TThe lawless brutality visited upon a group of young criminals is the setting for this British film written by Marching Powder’s Nick Love and directed by Ashley Walters. It’s a place where terrified newbies realize they can only survive by abandoning their innocence and decency, submitting to the gang’s authority for a psychopath, which naturally involves a gruesome loyalty test.

This is the place where medicines arrive by drone, where men with tattoos on their faces meet cold, vague defiance in the canteen, and where the signs and balls on the pool table in the entertainment area have only one purpose: to grant someone a three-month stay in the hospital ward while underpaid guards in ropes and ill-fitting V-necks look the other way.

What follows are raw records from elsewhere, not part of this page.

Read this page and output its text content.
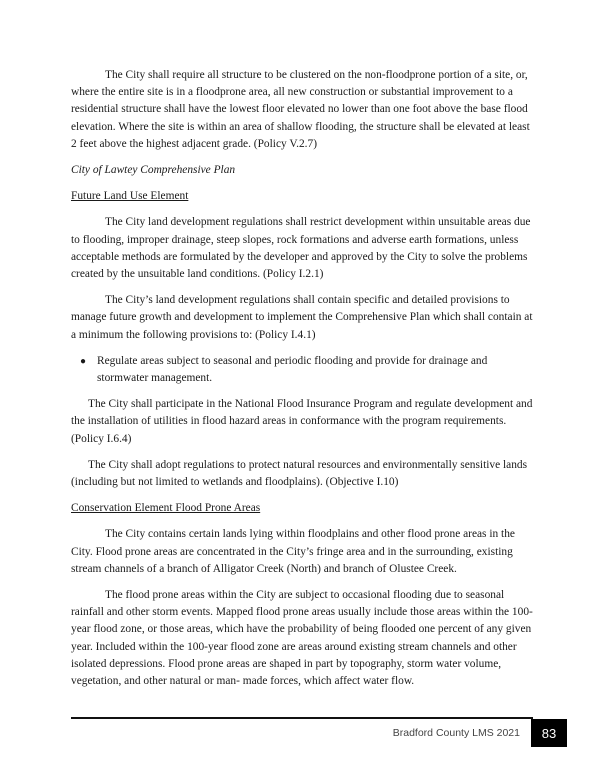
The City shall require all structure to be clustered on the non-floodprone portion of a site, or, where the entire site is in a floodprone area, all new construction or substantial improvement to a residential structure shall have the lowest floor elevated no lower than one foot above the base flood elevation. Where the site is within an area of shallow flooding, the structure shall be elevated at least 2 feet above the highest adjacent grade. (Policy V.2.7)

City of Lawtey Comprehensive Plan

Future Land Use Element

The City land development regulations shall restrict development within unsuitable areas due to flooding, improper drainage, steep slopes, rock formations and adverse earth formations, unless acceptable methods are formulated by the developer and approved by the City to solve the problems created by the unsuitable land conditions. (Policy I.2.1)

The City’s land development regulations shall contain specific and detailed provisions to manage future growth and development to implement the Comprehensive Plan which shall contain at a minimum the following provisions to: (Policy I.4.1)

● Regulate areas subject to seasonal and periodic flooding and provide for drainage and stormwater management.

The City shall participate in the National Flood Insurance Program and regulate development and the installation of utilities in flood hazard areas in conformance with the program requirements. (Policy I.6.4)

The City shall adopt regulations to protect natural resources and environmentally sensitive lands (including but not limited to wetlands and floodplains). (Objective I.10)

Conservation Element Flood Prone Areas

The City contains certain lands lying within floodplains and other flood prone areas in the City. Flood prone areas are concentrated in the City’s fringe area and in the surrounding, existing stream channels of a branch of Alligator Creek (North) and branch of Olustee Creek.

The flood prone areas within the City are subject to occasional flooding due to seasonal rainfall and other storm events. Mapped flood prone areas usually include those areas within the 100-year flood zone, or those areas, which have the probability of being flooded one percent of any given year. Included within the 100-year flood zone are areas around existing stream channels and other isolated depressions. Flood prone areas are shaped in part by topography, storm water volume, vegetation, and other natural or man- made forces, which affect water flow.

Bradford County LMS 2021	83
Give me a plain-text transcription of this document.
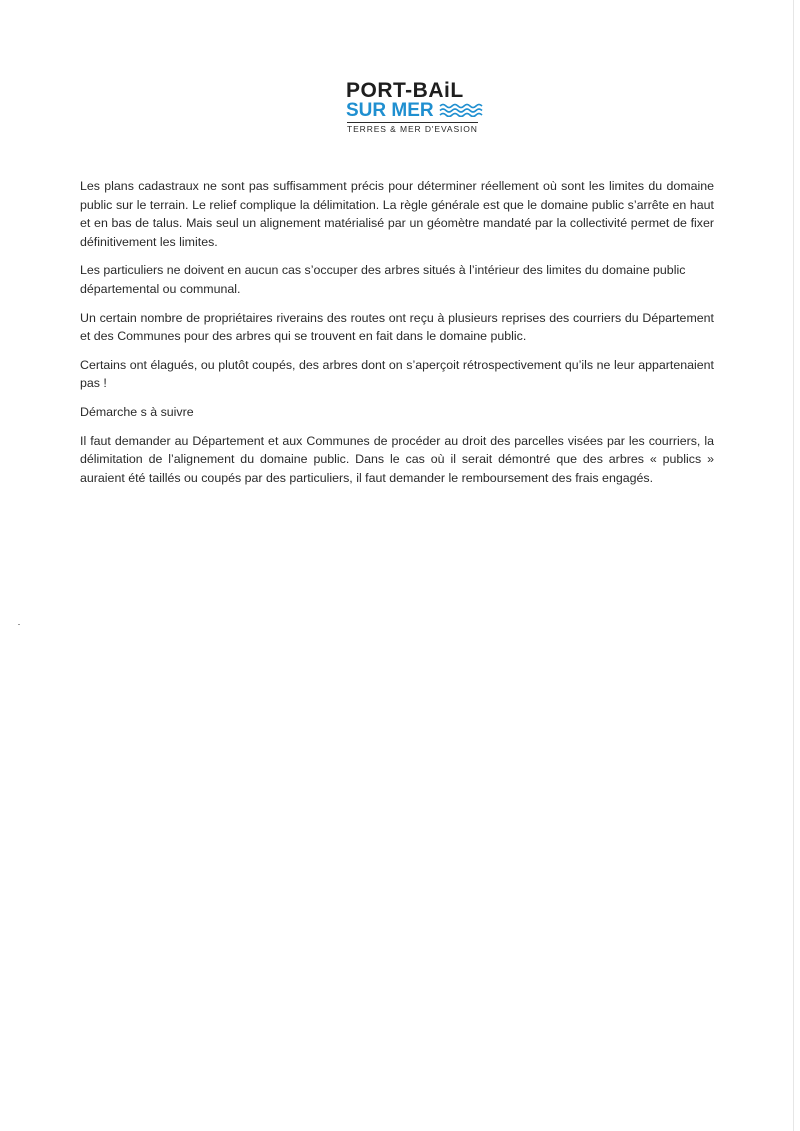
PORT-BAiL
SUR MER
TERRES & MER D'EVASION

Les plans cadastraux ne sont pas suffisamment précis pour déterminer réellement où sont les limites du domaine public sur le terrain. Le relief complique la délimitation. La règle générale est que le domaine public s’arrête en haut et en bas de talus. Mais seul un alignement matérialisé par un géomètre mandaté par la collectivité permet de fixer définitivement les limites.

Les particuliers ne doivent en aucun cas s’occuper des arbres situés à l’intérieur des limites du domaine public départemental ou communal.

Un certain nombre de propriétaires riverains des routes ont reçu à plusieurs reprises des courriers du Département et des Communes pour des arbres qui se trouvent en fait dans le domaine public.

Certains ont élagués, ou plutôt coupés, des arbres dont on s’aperçoit rétrospectivement qu’ils ne leur appartenaient pas !

Démarche s à suivre

Il faut demander au Département et aux Communes de procéder au droit des parcelles visées par les courriers, la délimitation de l’alignement du domaine public. Dans le cas où il serait démontré que des arbres « publics » auraient été taillés ou coupés par des particuliers, il faut demander le remboursement des frais engagés.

Toot Newt plays Troy, who has just arrived on remand on charges of conspiracy to commit murder. After being emotionally corrupted by his neglectful, weak mother Joy (Sharon Duncan Brewster), he immediately forms a bond with Christian (Wladyslaw Paliuk), a shy Polish kid arrested for a chaotic attempt to rob a bookstore, in order to sniff out the glue used to repair the bonds. They are threatened by the fearsome Dion (Sékou Diaby), whose rule they must obey; They’re also wary of the evil Mason (Ryan Dean). Stephen Graham plays Claypool, a youth care worker at the unit.

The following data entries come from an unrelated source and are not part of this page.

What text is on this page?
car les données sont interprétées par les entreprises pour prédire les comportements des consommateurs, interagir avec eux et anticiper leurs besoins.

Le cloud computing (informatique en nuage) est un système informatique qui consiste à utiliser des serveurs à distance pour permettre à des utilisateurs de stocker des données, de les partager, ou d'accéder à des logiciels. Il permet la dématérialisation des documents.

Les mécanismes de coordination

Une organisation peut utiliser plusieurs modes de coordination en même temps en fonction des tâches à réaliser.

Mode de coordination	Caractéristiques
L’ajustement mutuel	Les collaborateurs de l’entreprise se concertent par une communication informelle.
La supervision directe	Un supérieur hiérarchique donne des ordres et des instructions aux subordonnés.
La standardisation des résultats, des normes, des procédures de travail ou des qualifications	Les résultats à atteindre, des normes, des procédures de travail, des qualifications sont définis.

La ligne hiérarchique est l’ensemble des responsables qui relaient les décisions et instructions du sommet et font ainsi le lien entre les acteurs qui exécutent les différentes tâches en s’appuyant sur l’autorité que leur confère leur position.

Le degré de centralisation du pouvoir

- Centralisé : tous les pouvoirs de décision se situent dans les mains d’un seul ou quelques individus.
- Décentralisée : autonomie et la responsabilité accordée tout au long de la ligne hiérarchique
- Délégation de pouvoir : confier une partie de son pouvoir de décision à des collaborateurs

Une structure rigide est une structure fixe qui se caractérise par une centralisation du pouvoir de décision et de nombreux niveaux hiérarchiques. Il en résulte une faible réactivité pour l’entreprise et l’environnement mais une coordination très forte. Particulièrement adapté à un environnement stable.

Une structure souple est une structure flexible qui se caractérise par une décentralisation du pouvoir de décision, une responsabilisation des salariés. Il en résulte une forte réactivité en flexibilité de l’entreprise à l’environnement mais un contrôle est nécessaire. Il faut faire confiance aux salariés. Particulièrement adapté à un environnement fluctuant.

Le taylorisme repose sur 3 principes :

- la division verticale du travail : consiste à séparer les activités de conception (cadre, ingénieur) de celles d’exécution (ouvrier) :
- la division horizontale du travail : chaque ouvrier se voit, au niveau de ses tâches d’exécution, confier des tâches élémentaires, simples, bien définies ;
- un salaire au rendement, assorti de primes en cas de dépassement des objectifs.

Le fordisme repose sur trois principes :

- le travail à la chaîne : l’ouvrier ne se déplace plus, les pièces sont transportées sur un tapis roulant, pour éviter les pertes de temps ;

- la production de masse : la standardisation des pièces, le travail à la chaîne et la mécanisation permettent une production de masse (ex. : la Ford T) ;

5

For me, this film doesn’t quite have the storytelling prowess or plausibility of the similar BAFTA-nominated prison film Wasteman. Graham’s role is a bit too serious, and I honestly didn’t believe in how cathartic the final scene, in which he gathers the inmates to talk to them about their shame, turns out. But this scene, and the film in general, have an idealistic, audacious faith in redeemability (which Westman doesn’t really have) that challenges the genre’s heteromasculinity.

Animol shows us the three types of currencies in the prison world: phones, drugs, and respect. The first two can be flown by drone (people of my generation will smile when they remember the bizarre economy of ‘snout’ cigarettes, AKA cigarettes, in the 1970s BBC comedy series ‘Porridge’); The third is more intangible. Dion assembles and maintains it through an exhausting, never-ending theatrical display of danger, which includes hiring counselors to hang around his cell, who must play off each other as if they were in a Renaissance court. Mason has no talent for leadership. He is a lonely person who cannot help but radiate violent hatred.

But there is a fourth commodity: secrets. Knowing these matters and threatening to reveal them is a dangerous act; The irony here is that blackmail will be a learning process for the prisoners – or almost their coming of age. This is a flawed film, to be sure, but with empathy and strong performances.

Animol was screened at the Berlin Film Festival.